There is one small component of one keyboard-related guideline (tabindex) that can be tested in an automated test. However, most of the WCAG keyboard operation guideline, plus trap, hover, and the two keyboard focus indicator guidelines can only be validated through manual operation and visual inspection. Yes, the two keyboard focus indicator guidelines are AA. But, as long as you are testing keyboard operation, you might as well throw these in at the same time for a significant time savings. Plus, as a keyboard only user with glaucoma, the focus indicator requirement is very important to me ???? so I always make my team include it with the A level tests.


  1. If you officially support it, you need to test it for accessibility
  2. Some screen readers naturally pair with certain browsers. For example:
  • NVDA is best experienced on FireFox.
  • VoiceOver is best experienced on Safari.
  • Don’t, under ANY circumstances, test JAWS on IE or Edge. VFO and Microsoft seem to be in some kind of standoff right now where Microsoft is refusing to fix Microsoft browser bugs that prevent JAWS from working properly on Edge. I am guessing that is because Microsoft is trying to push people over to Narrator? But that is just me reading between the lines.
  • Do identify in your accessibility statement or VPAT what screen reader/browser combinations (and the version numbers of each) you tested on. That way if someone has an issue with an environment, they will know which environment stack was most thoroughly reviewed.

Accessibility Fail Fast Preparation Step 3

You need a “Definition of Done”

Before you start testing, you need to know how to define when you are done testing. There are two definitions of done, one good, one not so good.

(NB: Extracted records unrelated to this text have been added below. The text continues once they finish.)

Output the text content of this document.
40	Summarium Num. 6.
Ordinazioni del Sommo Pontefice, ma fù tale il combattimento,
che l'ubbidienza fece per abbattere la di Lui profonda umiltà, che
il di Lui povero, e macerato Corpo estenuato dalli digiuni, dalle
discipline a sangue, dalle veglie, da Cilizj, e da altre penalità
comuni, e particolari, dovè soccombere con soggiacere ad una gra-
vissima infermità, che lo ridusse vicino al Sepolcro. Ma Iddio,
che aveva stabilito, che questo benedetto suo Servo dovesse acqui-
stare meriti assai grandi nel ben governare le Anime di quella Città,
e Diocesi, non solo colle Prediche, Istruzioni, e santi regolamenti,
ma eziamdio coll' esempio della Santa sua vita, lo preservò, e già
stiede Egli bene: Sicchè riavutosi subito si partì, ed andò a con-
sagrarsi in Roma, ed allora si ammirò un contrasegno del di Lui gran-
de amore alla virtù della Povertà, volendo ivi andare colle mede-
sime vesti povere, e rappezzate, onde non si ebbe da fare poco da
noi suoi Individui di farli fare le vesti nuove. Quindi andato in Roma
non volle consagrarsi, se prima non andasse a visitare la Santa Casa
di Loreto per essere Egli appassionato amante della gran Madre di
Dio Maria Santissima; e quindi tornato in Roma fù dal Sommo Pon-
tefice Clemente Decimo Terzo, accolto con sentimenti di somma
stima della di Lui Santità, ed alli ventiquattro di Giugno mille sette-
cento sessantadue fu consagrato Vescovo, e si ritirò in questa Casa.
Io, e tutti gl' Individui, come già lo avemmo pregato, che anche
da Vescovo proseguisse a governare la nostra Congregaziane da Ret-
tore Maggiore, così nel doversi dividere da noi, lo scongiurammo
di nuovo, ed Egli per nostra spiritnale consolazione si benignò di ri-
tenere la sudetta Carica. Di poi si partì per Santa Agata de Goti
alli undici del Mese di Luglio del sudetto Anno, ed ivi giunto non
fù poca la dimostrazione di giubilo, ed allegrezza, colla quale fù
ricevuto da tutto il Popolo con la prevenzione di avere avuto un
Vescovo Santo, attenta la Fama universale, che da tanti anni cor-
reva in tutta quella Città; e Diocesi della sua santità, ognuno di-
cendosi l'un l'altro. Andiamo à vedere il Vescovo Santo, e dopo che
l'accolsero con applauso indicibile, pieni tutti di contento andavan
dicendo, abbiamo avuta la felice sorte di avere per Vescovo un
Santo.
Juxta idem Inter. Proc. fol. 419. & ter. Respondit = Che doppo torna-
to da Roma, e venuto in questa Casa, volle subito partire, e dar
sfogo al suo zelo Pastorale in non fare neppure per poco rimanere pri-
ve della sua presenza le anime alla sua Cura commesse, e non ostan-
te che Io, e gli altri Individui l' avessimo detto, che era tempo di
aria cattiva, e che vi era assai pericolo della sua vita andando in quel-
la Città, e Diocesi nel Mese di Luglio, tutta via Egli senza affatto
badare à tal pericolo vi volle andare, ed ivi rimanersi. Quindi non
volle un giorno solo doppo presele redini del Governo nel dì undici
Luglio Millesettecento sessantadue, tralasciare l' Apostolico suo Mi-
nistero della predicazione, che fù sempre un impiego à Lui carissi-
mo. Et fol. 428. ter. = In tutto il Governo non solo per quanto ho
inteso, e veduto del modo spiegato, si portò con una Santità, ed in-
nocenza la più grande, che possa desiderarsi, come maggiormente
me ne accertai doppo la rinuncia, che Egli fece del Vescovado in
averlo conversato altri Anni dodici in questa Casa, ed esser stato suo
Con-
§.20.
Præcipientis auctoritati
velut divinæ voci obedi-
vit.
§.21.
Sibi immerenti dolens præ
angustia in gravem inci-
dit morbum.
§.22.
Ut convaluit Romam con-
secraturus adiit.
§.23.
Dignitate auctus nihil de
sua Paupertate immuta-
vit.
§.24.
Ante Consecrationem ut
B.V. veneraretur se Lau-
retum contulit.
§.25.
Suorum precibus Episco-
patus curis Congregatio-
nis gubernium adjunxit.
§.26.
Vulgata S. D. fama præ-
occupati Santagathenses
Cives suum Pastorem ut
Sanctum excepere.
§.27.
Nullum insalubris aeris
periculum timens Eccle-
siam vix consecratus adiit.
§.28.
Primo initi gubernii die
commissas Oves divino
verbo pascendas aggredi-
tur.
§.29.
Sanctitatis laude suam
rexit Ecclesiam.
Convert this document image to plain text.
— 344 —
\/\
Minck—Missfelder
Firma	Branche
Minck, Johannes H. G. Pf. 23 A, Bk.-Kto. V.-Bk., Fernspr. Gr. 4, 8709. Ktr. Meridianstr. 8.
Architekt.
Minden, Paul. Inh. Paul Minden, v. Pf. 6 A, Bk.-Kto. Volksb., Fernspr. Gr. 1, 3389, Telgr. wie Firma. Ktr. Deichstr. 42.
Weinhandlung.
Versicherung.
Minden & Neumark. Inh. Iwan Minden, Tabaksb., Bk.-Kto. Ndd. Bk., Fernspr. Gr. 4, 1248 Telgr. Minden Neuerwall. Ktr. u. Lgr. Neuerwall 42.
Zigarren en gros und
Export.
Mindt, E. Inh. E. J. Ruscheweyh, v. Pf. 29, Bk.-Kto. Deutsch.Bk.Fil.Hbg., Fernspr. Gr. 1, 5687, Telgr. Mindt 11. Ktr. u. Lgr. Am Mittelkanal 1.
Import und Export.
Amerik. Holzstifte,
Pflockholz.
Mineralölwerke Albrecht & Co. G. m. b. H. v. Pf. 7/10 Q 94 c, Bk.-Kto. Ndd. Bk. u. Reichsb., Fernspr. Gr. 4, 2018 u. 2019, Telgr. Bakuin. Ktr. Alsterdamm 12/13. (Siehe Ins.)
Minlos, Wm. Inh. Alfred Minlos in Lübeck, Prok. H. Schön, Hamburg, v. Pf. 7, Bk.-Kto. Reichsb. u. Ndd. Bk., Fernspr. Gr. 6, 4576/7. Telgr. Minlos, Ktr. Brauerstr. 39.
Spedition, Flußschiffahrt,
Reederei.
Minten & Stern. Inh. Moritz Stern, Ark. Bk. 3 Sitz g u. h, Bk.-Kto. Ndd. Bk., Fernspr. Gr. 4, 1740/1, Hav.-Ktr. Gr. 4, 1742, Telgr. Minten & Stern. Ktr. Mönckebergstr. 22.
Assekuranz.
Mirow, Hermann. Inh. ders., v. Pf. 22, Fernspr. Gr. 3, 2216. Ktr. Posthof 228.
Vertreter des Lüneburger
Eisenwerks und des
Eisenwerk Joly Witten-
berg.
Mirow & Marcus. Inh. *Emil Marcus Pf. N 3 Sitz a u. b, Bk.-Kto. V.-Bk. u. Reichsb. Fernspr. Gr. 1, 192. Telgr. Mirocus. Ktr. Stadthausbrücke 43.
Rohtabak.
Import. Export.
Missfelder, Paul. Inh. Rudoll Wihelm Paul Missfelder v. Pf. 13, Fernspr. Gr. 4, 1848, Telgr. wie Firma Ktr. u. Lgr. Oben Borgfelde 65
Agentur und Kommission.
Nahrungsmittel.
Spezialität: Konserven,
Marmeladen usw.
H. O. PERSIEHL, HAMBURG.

  • “Done” because the testing has failed and crucial defects need to be fixed before you want to invest more time in testing
  • “Done” because you are declaring the accessibility testing a success and the software is ready to release

The only way to define a “bad done” is to have one, single corporate-wide definition for what constitutes a critical defect. I have some thoughts on that in this article on prioritizing defects for remediation.

The best way that I know of to define “good done” is to have use cases related to you accessibility personas. Anything a well-defined persona can do, they should be able to do with assistive technology. A functional spec will also help you get there as well if you don’t have personas, though personas are better because they look at the UX from end-to-end and not disjointed pieces of behavior that should work.